In the nearly 7-foot-wide oil painting Menagerie of Players (1975–76), asemic gestures blur in and out of resolution as if moving through space, with depth almost mysteriously constructed by the layering of marks over washes of blues and oranges. In her paintings-on-paper—made over one summer on Long Island when she needed a portable method of working—gradations of complementary colors vibrate against one another, occasionally containing more legible geometric forms. For Hawkins, abstraction exists not on a painting’s surface, but serves to open up a sense of space and a mobile perspective.
Her mark-making process concentrates frenetically in Untitled (1985), a black painting shot through by jagged, flame-colored array of marks, as if one of Newman’s “zips” were erupting with signification for a reader of a language not yet born. As she explains, “The marks, symbols, and allusion to writing led viewers to believe that a message was embedded, that content simultaneously provided direction, depth, and movement into and out of the painting.” By bridging abstraction with history and form with gesture, Hawkins commits herself to “reinvent the real.”

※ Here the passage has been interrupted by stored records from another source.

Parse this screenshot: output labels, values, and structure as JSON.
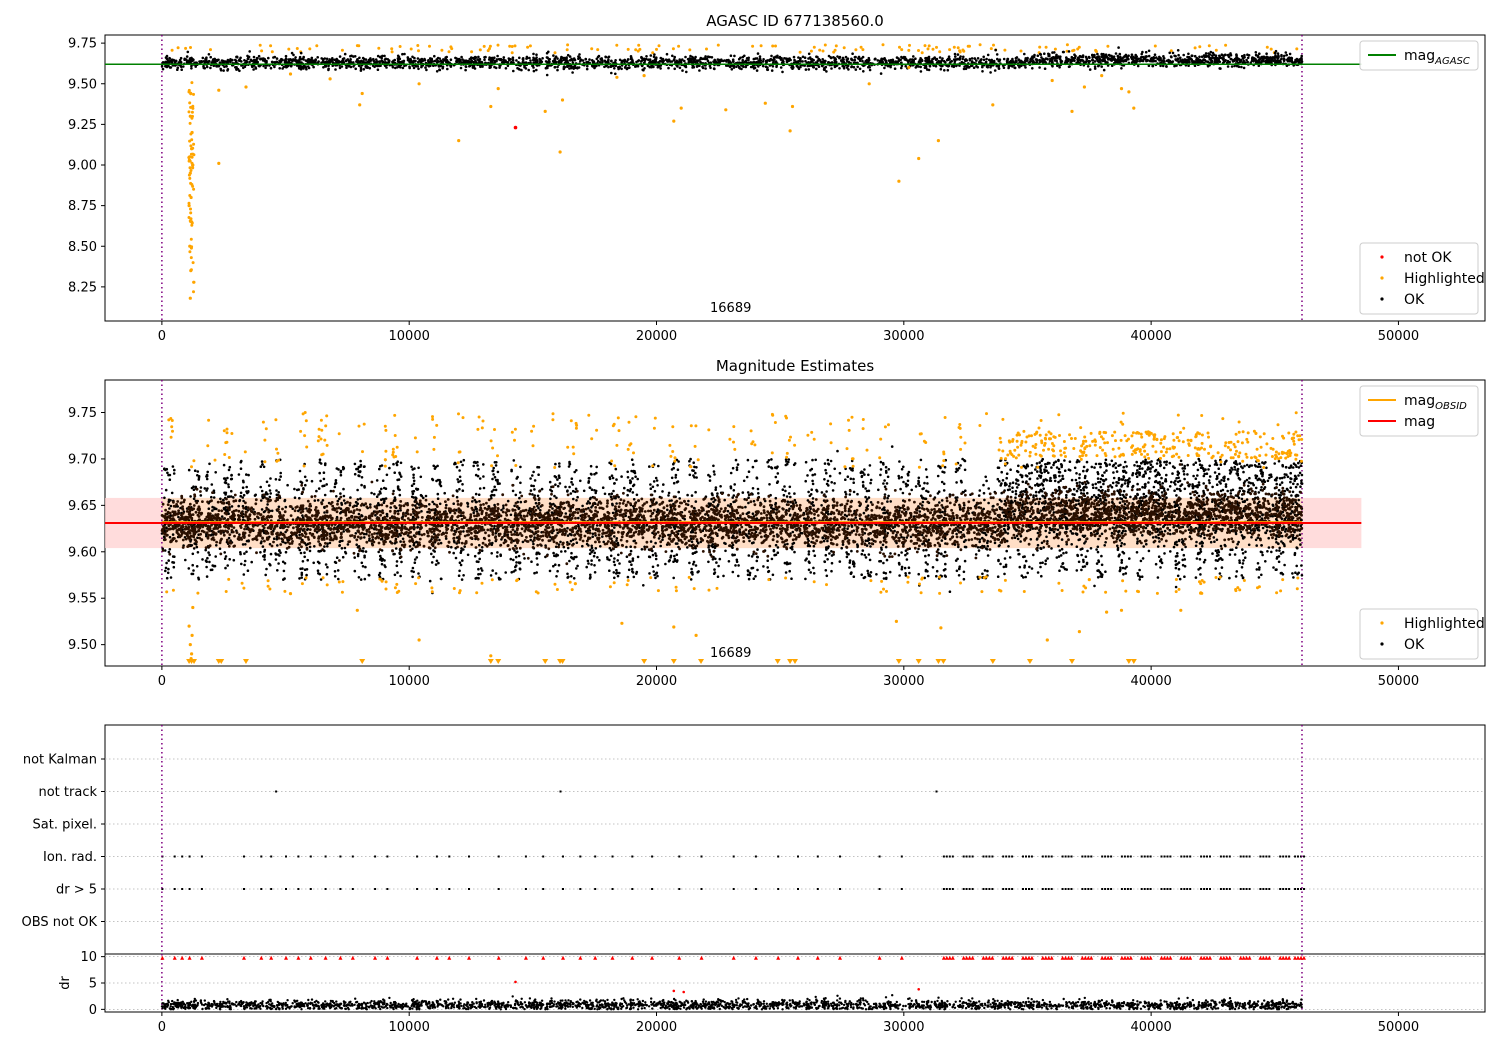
{
  "colors": {
    "ok": "#000000",
    "highlighted": "#ffa500",
    "not_ok": "#ff0000",
    "mag_agasc": "#008000",
    "mag_obsid": "#ffa500",
    "mag": "#ff0000",
    "band_mag": "#ffd0d0",
    "band_obsid": "#ffdfbf",
    "obsid_marker": "#800080",
    "dense_core": "#2b1000"
  },
  "chart_data": [
    {
      "type": "scatter",
      "title": "AGASC ID 677138560.0",
      "xlim": [
        -2300,
        53500
      ],
      "ylim": [
        8.04,
        9.8
      ],
      "xticks": [
        0,
        10000,
        20000,
        30000,
        40000,
        50000
      ],
      "xtick_labels": [
        "0",
        "10000",
        "20000",
        "30000",
        "40000",
        "50000"
      ],
      "yticks": [
        8.25,
        8.5,
        8.75,
        9.0,
        9.25,
        9.5,
        9.75
      ],
      "ytick_labels": [
        "8.25",
        "8.50",
        "8.75",
        "9.00",
        "9.25",
        "9.50",
        "9.75"
      ],
      "annotation": {
        "x": 23000,
        "text": "16689"
      },
      "obsid_bounds": [
        0,
        46100
      ],
      "hlines": [
        {
          "name": "mag_AGASC",
          "y": 9.62,
          "x_range": [
            -2300,
            48500
          ],
          "color_key": "mag_agasc"
        }
      ],
      "legends": [
        {
          "placement": "top-right",
          "entries": [
            {
              "label": "mag",
              "sub": "AGASC",
              "kind": "line",
              "color_key": "mag_agasc"
            }
          ]
        },
        {
          "placement": "bottom-right",
          "entries": [
            {
              "label": "not OK",
              "kind": "dot",
              "color_key": "not_ok"
            },
            {
              "label": "Highlighted",
              "kind": "dot",
              "color_key": "highlighted"
            },
            {
              "label": "OK",
              "kind": "dot",
              "color_key": "ok"
            }
          ]
        }
      ],
      "core": {
        "x_range": [
          0,
          46100
        ],
        "y_mean": 9.63,
        "y_spread": 0.045,
        "count": 3000
      },
      "highlighted_points": [
        [
          1100,
          9.45
        ],
        [
          1150,
          9.3
        ],
        [
          1200,
          9.1
        ],
        [
          1150,
          8.95
        ],
        [
          1180,
          8.8
        ],
        [
          1200,
          8.65
        ],
        [
          1130,
          8.5
        ],
        [
          1170,
          8.35
        ],
        [
          1150,
          8.18
        ],
        [
          1220,
          9.2
        ],
        [
          1250,
          9.0
        ],
        [
          1100,
          8.75
        ],
        [
          2300,
          9.01
        ],
        [
          2300,
          9.46
        ],
        [
          3400,
          9.48
        ],
        [
          5200,
          9.56
        ],
        [
          6800,
          9.53
        ],
        [
          8000,
          9.37
        ],
        [
          8100,
          9.44
        ],
        [
          10400,
          9.5
        ],
        [
          12000,
          9.15
        ],
        [
          13300,
          9.36
        ],
        [
          13600,
          9.47
        ],
        [
          15500,
          9.33
        ],
        [
          16100,
          9.08
        ],
        [
          16200,
          9.4
        ],
        [
          18400,
          9.54
        ],
        [
          19500,
          9.55
        ],
        [
          20700,
          9.27
        ],
        [
          21000,
          9.35
        ],
        [
          22800,
          9.34
        ],
        [
          24400,
          9.38
        ],
        [
          25400,
          9.21
        ],
        [
          25500,
          9.36
        ],
        [
          28600,
          9.5
        ],
        [
          29800,
          8.9
        ],
        [
          30200,
          9.6
        ],
        [
          30600,
          9.04
        ],
        [
          31400,
          9.15
        ],
        [
          33600,
          9.37
        ],
        [
          36800,
          9.33
        ],
        [
          37300,
          9.48
        ],
        [
          38000,
          9.55
        ],
        [
          38800,
          9.47
        ],
        [
          39100,
          9.45
        ],
        [
          39300,
          9.35
        ],
        [
          36000,
          9.52
        ]
      ],
      "highlighted_top": {
        "y_range": [
          9.69,
          9.74
        ],
        "count": 130
      },
      "not_ok_points": [
        [
          14300,
          9.23
        ]
      ]
    },
    {
      "type": "scatter",
      "title": "Magnitude Estimates",
      "xlim": [
        -2300,
        53500
      ],
      "ylim": [
        9.477,
        9.785
      ],
      "xticks": [
        0,
        10000,
        20000,
        30000,
        40000,
        50000
      ],
      "xtick_labels": [
        "0",
        "10000",
        "20000",
        "30000",
        "40000",
        "50000"
      ],
      "yticks": [
        9.5,
        9.55,
        9.6,
        9.65,
        9.7,
        9.75
      ],
      "ytick_labels": [
        "9.50",
        "9.55",
        "9.60",
        "9.65",
        "9.70",
        "9.75"
      ],
      "annotation": {
        "x": 23000,
        "text": "16689"
      },
      "obsid_bounds": [
        0,
        46100
      ],
      "bands": [
        {
          "x_range": [
            -2300,
            48500
          ],
          "y_range": [
            9.604,
            9.658
          ],
          "color_key": "band_mag"
        },
        {
          "x_range": [
            0,
            46100
          ],
          "y_range": [
            9.604,
            9.658
          ],
          "color_key": "band_obsid"
        }
      ],
      "hlines": [
        {
          "name": "mag_OBSID",
          "y": 9.632,
          "x_range": [
            0,
            46100
          ],
          "color_key": "mag_obsid"
        },
        {
          "name": "mag",
          "y": 9.631,
          "x_range": [
            -2300,
            48500
          ],
          "color_key": "mag"
        }
      ],
      "legends": [
        {
          "placement": "top-right",
          "entries": [
            {
              "label": "mag",
              "sub": "OBSID",
              "kind": "line",
              "color_key": "mag_obsid"
            },
            {
              "label": "mag",
              "kind": "line",
              "color_key": "mag"
            }
          ]
        },
        {
          "placement": "bottom-right",
          "entries": [
            {
              "label": "Highlighted",
              "kind": "dot",
              "color_key": "highlighted"
            },
            {
              "label": "OK",
              "kind": "dot",
              "color_key": "ok"
            }
          ]
        }
      ],
      "core": {
        "x_range": [
          0,
          46100
        ],
        "y_mean": 9.63,
        "y_spread": 0.018,
        "count": 5000
      },
      "spikes": [
        300,
        1300,
        2000,
        2700,
        3300,
        4200,
        4800,
        5700,
        6500,
        7200,
        8000,
        8900,
        9500,
        10300,
        11100,
        12000,
        12800,
        13500,
        14300,
        15100,
        15900,
        16600,
        17400,
        18300,
        19000,
        19900,
        20700,
        21500,
        22300,
        23100,
        23900,
        24700,
        25400,
        26200,
        27000,
        27800,
        28500,
        29200,
        30000,
        30800,
        31500,
        32300,
        33200,
        34000,
        34800,
        35600,
        36400,
        37200,
        38000,
        38800,
        39600,
        40400,
        41200,
        42000,
        42800,
        43600,
        44400,
        45200,
        45900
      ],
      "spike_range": [
        9.57,
        9.7
      ],
      "highlighted_points": [
        [
          1100,
          9.52
        ],
        [
          1150,
          9.5
        ],
        [
          1200,
          9.49
        ],
        [
          1250,
          9.54
        ],
        [
          1180,
          9.485
        ],
        [
          1220,
          9.51
        ],
        [
          5200,
          9.555
        ],
        [
          7900,
          9.537
        ],
        [
          10400,
          9.505
        ],
        [
          13300,
          9.488
        ],
        [
          18600,
          9.523
        ],
        [
          20700,
          9.519
        ],
        [
          21600,
          9.51
        ],
        [
          29700,
          9.525
        ],
        [
          31500,
          9.518
        ],
        [
          35800,
          9.505
        ],
        [
          37100,
          9.514
        ],
        [
          38800,
          9.537
        ],
        [
          41200,
          9.537
        ],
        [
          37500,
          9.57
        ],
        [
          38200,
          9.535
        ]
      ],
      "clip_markers": [
        1100,
        1200,
        1300,
        2300,
        2400,
        3400,
        8100,
        13300,
        13600,
        15500,
        16100,
        16200,
        19500,
        20700,
        21800,
        24900,
        25400,
        25600,
        29800,
        30600,
        31400,
        31600,
        33600,
        35100,
        36800,
        39100,
        39300
      ],
      "highlighted_top": {
        "y_range": [
          9.69,
          9.75
        ],
        "count": 260
      }
    },
    {
      "type": "scatter",
      "categories": [
        "not Kalman",
        "not track",
        "Sat. pixel.",
        "Ion. rad.",
        "dr > 5",
        "OBS not OK"
      ],
      "xlim": [
        -2300,
        53500
      ],
      "obsid_bounds": [
        0,
        46100
      ],
      "events": {
        "not track": [
          4800,
          16300,
          31500
        ],
        "Ion. rad.": [
          200,
          700,
          1000,
          1300,
          1800,
          3500,
          4200,
          4600,
          5200,
          5700,
          6200,
          6800,
          7400,
          7900,
          8800,
          9300,
          10500,
          11300,
          11800,
          12600,
          13800,
          14900,
          15600,
          16400,
          17100,
          17700,
          18400,
          19200,
          20000,
          21100,
          22000,
          23300,
          24200,
          25100,
          25900,
          26700,
          27600,
          29200,
          30100,
          31800,
          32600,
          33400,
          34200,
          35000,
          35800,
          36600,
          37400,
          38200,
          39000,
          39800,
          40600,
          41400,
          42200,
          43000,
          43800,
          44600,
          45400,
          46000
        ],
        "dr > 5": [
          200,
          700,
          1000,
          1300,
          1800,
          3500,
          4200,
          4600,
          5200,
          5700,
          6200,
          6800,
          7400,
          7900,
          8800,
          9300,
          10500,
          11300,
          11800,
          12600,
          13800,
          14900,
          15600,
          16400,
          17100,
          17700,
          18400,
          19200,
          20000,
          21100,
          22000,
          23300,
          24200,
          25100,
          25900,
          26700,
          27600,
          29200,
          30100,
          31800,
          32600,
          33400,
          34200,
          35000,
          35800,
          36600,
          37400,
          38200,
          39000,
          39800,
          40600,
          41400,
          42200,
          43000,
          43800,
          44600,
          45400,
          46000
        ]
      }
    },
    {
      "type": "scatter",
      "ylabel": "dr",
      "xlim": [
        -2300,
        53500
      ],
      "ylim": [
        -0.5,
        10.5
      ],
      "xticks": [
        0,
        10000,
        20000,
        30000,
        40000,
        50000
      ],
      "xtick_labels": [
        "0",
        "10000",
        "20000",
        "30000",
        "40000",
        "50000"
      ],
      "yticks": [
        0,
        5,
        10
      ],
      "ytick_labels": [
        "0",
        "5",
        "10"
      ],
      "obsid_bounds": [
        0,
        46100
      ],
      "core": {
        "x_range": [
          0,
          46100
        ],
        "y_mean": 0.8,
        "y_spread": 0.5,
        "count": 2500
      },
      "clip_value": 9.8,
      "clip_points": [
        200,
        700,
        1000,
        1300,
        1800,
        3500,
        4200,
        4600,
        5200,
        5700,
        6200,
        6800,
        7400,
        7900,
        8800,
        9300,
        10500,
        11300,
        11800,
        12600,
        13800,
        14900,
        15600,
        16400,
        17100,
        17700,
        18400,
        19200,
        20000,
        21100,
        22000,
        23300,
        24200,
        25100,
        25900,
        26700,
        27600,
        29200,
        30100,
        31800,
        32600,
        33400,
        34200,
        35000,
        35800,
        36600,
        37400,
        38200,
        39000,
        39800,
        40600,
        41400,
        42200,
        43000,
        43800,
        44600,
        45400,
        46000
      ],
      "red_points": [
        [
          14300,
          5.2
        ],
        [
          20700,
          3.5
        ],
        [
          21100,
          3.3
        ],
        [
          30600,
          3.8
        ]
      ]
    }
  ]
}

Though many of these pastels, paintings-on-paper, and oil paintings have been away from the public eye for decades, this survey at Art Basel Miami Beach carries the momentum of her 2022 solo exhibition at STARS, Natural Things, which brought the artist back on the scene. Since then, Hawkins has been included in Karma’s Painting in New York: 1971–83 and MoMA’s Just Above Midtown. This Miami Beach presentation also lays the contextual groundwork for upcoming solo shows of new work at STARS, Los Angeles; Kaufman Repetto, Milan; and Paula Cooper Gallery, New York. Revisiting early works in ABMB’s Survey section offers insight into Hawkins’s complex and syncretic working method that influences her practice—and finds resonance in painting generally—to this day.
Cynthia Hawkins (b. 1950, Queens, New York) received a BA in painting from the Queens College, City University of New York in 1977 and an MFA from Maryland Institute College of Art in 1992. She has exhibited widely in New York and the Unites States throughout her career, and her one-person exhibitions include Cynthia Hawkins, Just Above Midtown, New York (1981); Cynthia Hawkins, Frances Wolfson Art Center, Miami (1986); New Works: The Currency of Meaning, Cinque Gallery, New York (1989); Selected Works: 1990–1996, Queens College Art Center (1997); Clusters: Stellar and Earthly, Buffalo Science Museum, Buffalo (2009); Natural Things, 1996–99, STARS, Los Angeles (2022); and Gwynfor’s Soup, or the Proximity of Matter, Ortuzar Projects, New York (2023). Hawkins’s work is in numerous public collections, including The Studio Museum in Harlem, New York; The Bronx Museum of the Arts, New York; Kenkeleba Gallery, New York; The La Grange Art Museum, Georgia; and the Department of State, Washington, D.C. She has received numerous awards, including the Helen Frankenthaler Award for Painting (2023); the Black Metropolis Research Consortium Fellowship (2009); The Herbert and Irene Wheeler Grant (1995); and the Brooklyn Museum Art School Scholarship (1972).